# Seven Samuarai



## JCD (Apr 20, 2006)

I was channel surfing last night and came across the movie Seven Samurai. I ALMOST got sucked in to watching the entire movie AGAIN even though it was midnight when I started watching it. This is despite the fact that I've seen the movie at least 4 or 5 times already -- and it's long (at 203 minutes) and old (1954) and subtitled (originally in Japanese).

For those of you that haven't seen it yet--stop reading this now and go rent/buy it. It's one of my all time favorite movies. If you've seen The Magnificent Seven, then you've seen the American remake. 

The quick plot is..

*Spoiler* 



a peasant village learns that they are going to be invaded by a group of bandits. The go to the nearest city/town to recruit some samurai to protect them. However, they're all poor and recruiting samurai is tough when you can't pay more than room and board (i.e., plain rice).




Although the acting is slightly over the top/exaggerated, it's still feels real to me. And although the movie is almost 3.5 hours long, it doesn't feel like it. 

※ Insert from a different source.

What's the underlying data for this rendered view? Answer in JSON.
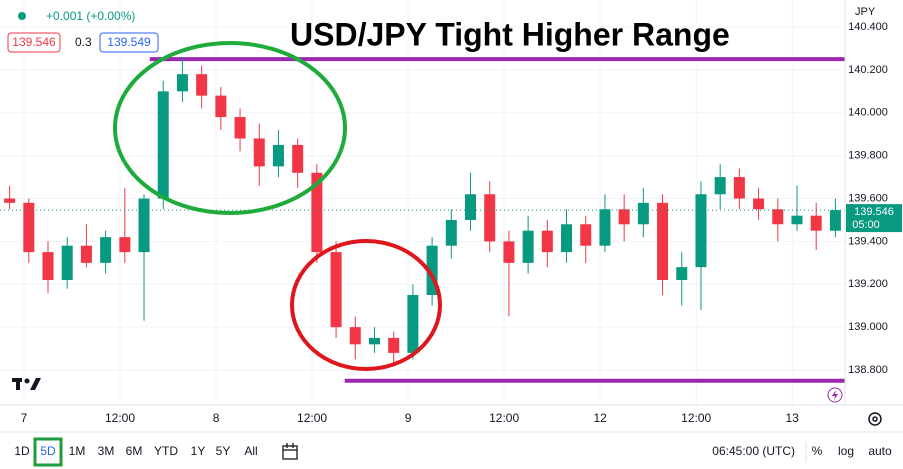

Although there is a lot of action at the end, it's not action packed from beginning to end. The movie dabbles in the bushido and zen philosphies that I found interesting. It's ALMOST a "quiet" movie.

I've recommended the movie to several people in the past. Some didn't get it, or it was too long, or they couldn't handle subtitles, etc. However, others have loved the movie. 

Anyway, I HIGHLY recommend this movie.

JCD


----------